I'm frustrated as hell. For the last year of my life, I've stopped living in order to achieve success with this band. So far we've done absolutely nothing. Part of this is due to me, and for what reason, I have no clue. I just prefer to blame myself in all situations because it means that I never have to rely on anyone else to fix my flaws. It means I have control if I assign blame to myself.
The blame is primarily for having a band. For having these clowns in the band with me. I am frustrated as hell because I am spending every penny of every paycheck on this band. I am lonely as hell as well. 9 times out of 10 I try not to think about it because all of my passion is being funneled to this band. But then there's days I look at a girl, and think about my exes, and think about the love I used to have for females in my past, and think about how much dedication this band requires and how any relationship will divert my attention to making this dream a reality.
Today is another example. Today was one of those mandatory band things. Basically, we are blessed. We have a man who wants to manage us who let's us into a major venue out here for free, the bar lets us promote and they play our music in front of the entire crowd during sets. Since I kicked Mike out of the band, we have 4 members left. It's 4PM, the time we were supposed to being, and where is everyone?
-Mandrew texted me last night to let me know his Mom's aunt had to go in for surgery. Okay, business makes you a heartless prick. I have no sympathy because I've already spent $15,000+ on this band with much, much more to come. I don't like being judgmental, because for all I know, he may have an close bond with his mom's aunt. But the "my (insert family member/friends name) is in the hospital excuse is so fucking overplayed for me. I don't believe anyone when they say it. Generally, 9 times out of 10, when someone says "---- is in the hospital" it means they are hanging out with a girl. That's just personal experience over the last 10 years. Because I've learned that always winds up being the case. Today is a mandatory band thing, and he's nowhere to be found. I told him to come afterwards, I doubt that'll happen. He's been chilling with some girl lately. The problem with love and music is that the two do not coincide. You cannot honestly pursue both, and Mandrew is already going down the path of Mike.
-Chris has work. He explained to me that as a bartender, hours are unpredictable because he could wind up staying longer at any given time. Even though we knew about this show weeks in advance, he still had work. I understand bills are bills, yes we have to make money, but we have to plan ahead, and plan intelligently. We were supposed to be there at 4, where is he? Texted me to let me know he's still working.
-Tim said he doesn't have money for gas, so he can only make it once Chris is out of work and can drive him.

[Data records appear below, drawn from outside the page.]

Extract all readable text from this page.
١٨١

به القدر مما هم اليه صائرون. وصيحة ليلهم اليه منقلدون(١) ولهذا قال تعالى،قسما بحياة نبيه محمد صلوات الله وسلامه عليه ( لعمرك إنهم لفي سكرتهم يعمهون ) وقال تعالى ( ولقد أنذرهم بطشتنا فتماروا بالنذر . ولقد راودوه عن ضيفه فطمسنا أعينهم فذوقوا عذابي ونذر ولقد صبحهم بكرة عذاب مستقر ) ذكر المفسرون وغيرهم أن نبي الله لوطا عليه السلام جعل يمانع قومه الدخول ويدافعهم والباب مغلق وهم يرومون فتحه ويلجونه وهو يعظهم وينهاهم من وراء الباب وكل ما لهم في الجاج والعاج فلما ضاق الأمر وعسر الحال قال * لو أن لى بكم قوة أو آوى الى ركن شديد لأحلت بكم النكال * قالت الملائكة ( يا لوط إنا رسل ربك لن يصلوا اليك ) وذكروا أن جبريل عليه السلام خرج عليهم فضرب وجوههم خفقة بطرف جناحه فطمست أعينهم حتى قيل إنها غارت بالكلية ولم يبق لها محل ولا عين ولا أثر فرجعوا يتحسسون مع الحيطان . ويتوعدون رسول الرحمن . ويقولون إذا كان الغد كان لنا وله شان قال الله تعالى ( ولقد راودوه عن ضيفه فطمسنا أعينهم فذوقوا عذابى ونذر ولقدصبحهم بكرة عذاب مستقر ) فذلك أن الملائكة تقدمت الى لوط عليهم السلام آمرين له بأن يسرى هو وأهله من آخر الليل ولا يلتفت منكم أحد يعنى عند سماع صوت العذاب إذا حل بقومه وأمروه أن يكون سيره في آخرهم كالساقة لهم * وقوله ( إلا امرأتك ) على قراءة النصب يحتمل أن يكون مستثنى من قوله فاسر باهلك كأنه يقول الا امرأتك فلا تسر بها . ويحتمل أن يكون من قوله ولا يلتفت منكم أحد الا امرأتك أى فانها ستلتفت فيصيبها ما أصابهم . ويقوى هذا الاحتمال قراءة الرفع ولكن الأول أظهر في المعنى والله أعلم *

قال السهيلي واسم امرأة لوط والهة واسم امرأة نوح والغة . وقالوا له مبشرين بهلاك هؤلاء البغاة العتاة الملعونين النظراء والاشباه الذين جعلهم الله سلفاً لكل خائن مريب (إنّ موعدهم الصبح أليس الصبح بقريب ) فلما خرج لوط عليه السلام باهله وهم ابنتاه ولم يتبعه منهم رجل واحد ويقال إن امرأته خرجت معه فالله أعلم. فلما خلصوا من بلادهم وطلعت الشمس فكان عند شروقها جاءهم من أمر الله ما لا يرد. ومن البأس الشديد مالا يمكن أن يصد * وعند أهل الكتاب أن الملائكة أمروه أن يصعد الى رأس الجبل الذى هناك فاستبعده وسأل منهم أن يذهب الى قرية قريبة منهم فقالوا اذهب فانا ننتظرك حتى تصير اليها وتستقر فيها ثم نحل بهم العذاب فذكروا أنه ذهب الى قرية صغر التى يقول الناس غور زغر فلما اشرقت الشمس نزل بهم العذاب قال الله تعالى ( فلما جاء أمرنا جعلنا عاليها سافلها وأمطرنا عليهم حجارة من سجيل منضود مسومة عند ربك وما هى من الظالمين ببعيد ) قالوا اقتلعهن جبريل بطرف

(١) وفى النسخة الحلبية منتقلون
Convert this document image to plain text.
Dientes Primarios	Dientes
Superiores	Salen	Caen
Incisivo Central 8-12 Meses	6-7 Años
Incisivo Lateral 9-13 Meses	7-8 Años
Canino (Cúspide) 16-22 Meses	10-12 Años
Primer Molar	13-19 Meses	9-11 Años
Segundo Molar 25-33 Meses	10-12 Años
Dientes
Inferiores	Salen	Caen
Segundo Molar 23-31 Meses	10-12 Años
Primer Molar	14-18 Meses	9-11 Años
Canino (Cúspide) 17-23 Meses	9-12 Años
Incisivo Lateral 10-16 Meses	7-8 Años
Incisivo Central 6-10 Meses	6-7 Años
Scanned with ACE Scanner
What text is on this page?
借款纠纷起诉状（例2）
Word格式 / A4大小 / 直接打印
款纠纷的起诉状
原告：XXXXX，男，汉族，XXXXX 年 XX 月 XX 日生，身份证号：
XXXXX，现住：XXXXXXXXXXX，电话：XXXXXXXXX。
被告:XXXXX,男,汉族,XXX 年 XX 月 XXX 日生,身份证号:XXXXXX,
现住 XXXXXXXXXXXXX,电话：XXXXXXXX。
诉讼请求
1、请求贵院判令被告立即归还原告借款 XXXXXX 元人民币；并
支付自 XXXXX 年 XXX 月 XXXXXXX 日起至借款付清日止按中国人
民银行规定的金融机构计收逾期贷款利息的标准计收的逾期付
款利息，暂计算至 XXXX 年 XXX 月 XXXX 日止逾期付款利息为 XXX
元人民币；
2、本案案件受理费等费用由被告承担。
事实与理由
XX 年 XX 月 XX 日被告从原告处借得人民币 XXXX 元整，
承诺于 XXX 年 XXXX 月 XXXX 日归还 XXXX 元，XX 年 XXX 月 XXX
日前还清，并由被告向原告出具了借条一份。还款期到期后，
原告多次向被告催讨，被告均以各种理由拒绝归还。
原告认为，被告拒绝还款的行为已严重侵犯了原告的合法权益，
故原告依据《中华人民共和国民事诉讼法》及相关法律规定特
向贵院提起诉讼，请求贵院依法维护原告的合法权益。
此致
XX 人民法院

Fuck this band. I honestly hate everyone in my band. I mentioned last week that I no longer wanted to be friends, only business partners, but the problem with that is that we can't even be business partners because they aren't bringing anything conducive to the business. They barely know the songs, they barely practice. Partying seems to be the number 1 most important priority in this band. I am so sick of everyone being able to enjoy life, have fun, and I am always on the outside. I had to burn 200 CDs last night, took me from 7pm-4am. (I also had to print them.) Chris and Tim stopped by to go make copies of the CDs for the new rehearsal studio, and they were dressed to go out afterwards. It bothers me because everyone has money to drink, to party, but never has money for gas, Vudu...etc. This is the Little Red Hen.
Everyone thinks they are going to make money with this band. But AHA, I have an evil plan. Yes, check it out. I explained my problems with this band to our manager. He set me up with 4 hired guns that I'll be playing with tomorrow. They learned the songs and harmonies already. I'm going to walk in, practice for 2 hours, and leave. And they'll sound tight. Tighter than my band has after 4 months. I'm on the borderline of quitting this band.
The only thing holding me back is that Tim, Chris and Mandrew have such a marketable look. As a band, we actually look good. But the problem is, we never fucking spend anytime together. I'm always doing work, and they're always fucking partying. I guess I'm more of the type that has to see something to believe it. And once I see this band play well, I'm gonna be on the border of walking out on everyone in the band now.
I just can't stand it anymore. I really can't. It's too fucking stressful. I'm trying soo hard not to give up this dream, but it's days like these I want to walk out. But there is hope. I can do shit myself.
And at this point, I'll be honest, if we got signed, I'd put everyone in this band to "hired gun" status. Everyone is replaceable. Nobody has written anything except for me. Nobody thinks of anything in this band except for me. The whole Summers Last Wave image, the ideas, they're all mine. They just sit back and enjoy the benefits.
I feel like the loneliest person in the world right now. I really do. I feel like I'm the only one putting any effort into this band. I feel like all my money is going to nothing except to make these dudes feel like rockstars. Fuck me.